After reporting a pre-tax operating loss of £8.2bn for 2013, it’s hard to believe that the bank is even close to making a comeback.
What’s more, there are some claims that the bank is still hiding up to $100bn in losses on complex financial products. These claims have sparked fears that RBS could fail within the next ten years.
Then there is the bank’s retreat from the lucrative investment banking market, although this can be considered to be a good thing — investment banking is risky.
The bank is also under pressure from politicians to reduce bankers’ pay packets, so many of the bank’s best staff are leaving for better opportunities elsewhere.

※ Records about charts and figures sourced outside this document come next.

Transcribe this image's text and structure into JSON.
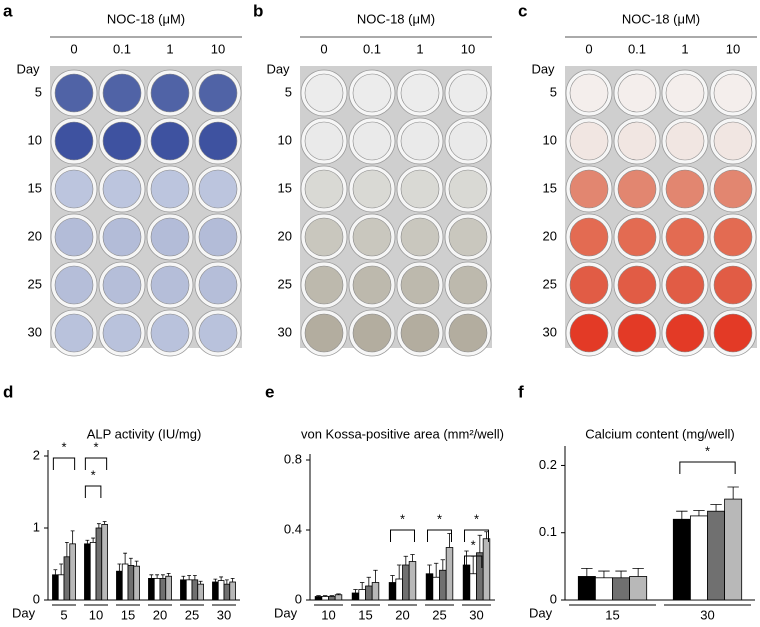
{
  "figure": {
    "images": [
      {
        "label": "a"
      },
      {
        "label": "b"
      },
      {
        "label": "c"
      }
    ],
    "header": "NOC-18 (μM)",
    "concentrations": [
      "0",
      "0.1",
      "1",
      "10"
    ],
    "day_label": "Day",
    "days": [
      "5",
      "10",
      "15",
      "20",
      "25",
      "30"
    ]
  },
  "chart_data": [
    {
      "type": "bar",
      "label": "d",
      "title": "ALP activity (IU/mg)",
      "x_label": "Day",
      "categories": [
        "5",
        "10",
        "15",
        "20",
        "25",
        "30"
      ],
      "ylim": [
        0,
        2
      ],
      "yticks": [
        0,
        1,
        2
      ],
      "series": [
        {
          "color": "#000000",
          "values": [
            0.35,
            0.78,
            0.4,
            0.3,
            0.28,
            0.25
          ],
          "errors": [
            0.07,
            0.05,
            0.1,
            0.05,
            0.05,
            0.04
          ]
        },
        {
          "color": "#ffffff",
          "values": [
            0.35,
            0.8,
            0.5,
            0.3,
            0.28,
            0.27
          ],
          "errors": [
            0.15,
            0.06,
            0.15,
            0.05,
            0.06,
            0.05
          ]
        },
        {
          "color": "#707070",
          "values": [
            0.6,
            1.0,
            0.48,
            0.3,
            0.28,
            0.22
          ],
          "errors": [
            0.2,
            0.06,
            0.1,
            0.05,
            0.06,
            0.06
          ]
        },
        {
          "color": "#b8b8b8",
          "values": [
            0.78,
            1.05,
            0.47,
            0.33,
            0.22,
            0.25
          ],
          "errors": [
            0.18,
            0.04,
            0.07,
            0.04,
            0.04,
            0.05
          ]
        }
      ],
      "annotations": [
        "*",
        "*",
        "*"
      ]
    },
    {
      "type": "bar",
      "label": "e",
      "title": "von Kossa-positive area (mm²/well)",
      "x_label": "Day",
      "categories": [
        "10",
        "15",
        "20",
        "25",
        "30"
      ],
      "ylim": [
        0,
        0.8
      ],
      "yticks": [
        0,
        0.4,
        0.8
      ],
      "series": [
        {
          "color": "#000000",
          "values": [
            0.02,
            0.04,
            0.1,
            0.15,
            0.2
          ],
          "errors": [
            0.005,
            0.02,
            0.04,
            0.05,
            0.08
          ]
        },
        {
          "color": "#ffffff",
          "values": [
            0.02,
            0.06,
            0.12,
            0.13,
            0.15
          ],
          "errors": [
            0.005,
            0.04,
            0.08,
            0.08,
            0.1
          ]
        },
        {
          "color": "#707070",
          "values": [
            0.02,
            0.08,
            0.2,
            0.17,
            0.27
          ],
          "errors": [
            0.005,
            0.05,
            0.05,
            0.06,
            0.1
          ]
        },
        {
          "color": "#b8b8b8",
          "values": [
            0.03,
            0.1,
            0.22,
            0.3,
            0.35
          ],
          "errors": [
            0.005,
            0.07,
            0.04,
            0.08,
            0.04
          ]
        }
      ],
      "annotations": [
        "*",
        "*",
        "*",
        "*"
      ]
    },
    {
      "type": "bar",
      "label": "f",
      "title": "Calcium content (mg/well)",
      "x_label": "Day",
      "categories": [
        "15",
        "30"
      ],
      "ylim": [
        0,
        0.22
      ],
      "yticks": [
        0,
        0.1,
        0.2
      ],
      "series": [
        {
          "color": "#000000",
          "values": [
            0.035,
            0.12
          ],
          "errors": [
            0.012,
            0.012
          ]
        },
        {
          "color": "#ffffff",
          "values": [
            0.033,
            0.125
          ],
          "errors": [
            0.01,
            0.008
          ]
        },
        {
          "color": "#707070",
          "values": [
            0.033,
            0.132
          ],
          "errors": [
            0.01,
            0.01
          ]
        },
        {
          "color": "#b8b8b8",
          "values": [
            0.035,
            0.15
          ],
          "errors": [
            0.012,
            0.018
          ]
        }
      ],
      "annotations": [
        "*"
      ]
    }
  ]
}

And it is likely that this brain drain will only get worse. Indeed, RBS’s revenue is not expected to expand over the next few years so, to boost profits, the bank is being forced to slash costs by sacking thousands of staff.
Additionally, RBS is still on the hook for nearly £2bn worth of claims relating to the possible mis-selling of US home loans.
Light at the end of the tunnel
Still, there is some light at the end of the RBS tunnel. For example, during the first quarter RBS reported a pre-tax profit of £1.64bn, up from £826m a year ago.
Moreover, the bank’s Irish subsidiary, Ulster Bank, reported its first quarterly operating profit since 2009 earlier this year. The return to profit came as the Irish lender reported significant improvements in impairments, which declined 80% from the year ago period.
Further, good progress continues to be made on cost cutting. The bank’s cost base fell £671m during the first quarter and the cost-to-income ratio fell to 66%, down from 73% a year earlier. Management believes that the bank is on track to deliver £1bn in cost reductions this year.
RBS is also trying to morph into a simple UK-based bank, and management wants the bank to generate 80% of its revenues in the UK by 2018. Hopefully, this focus on simplicity and the UK market will reduce RBS’ exposure to risky assets, giving the bank a more stable and predictable income.
Foolish summary
Overall, it would appear that there are a few reasons to remain positive about RBS’s outlook. However, there could be undiscovered skeletons hidden in the bank’s closet, and for this reason alone, investors should be cautious around the company.
Nevertheless, the bank’s recovery is coming along slowly and there could be light at the end of the tunnel.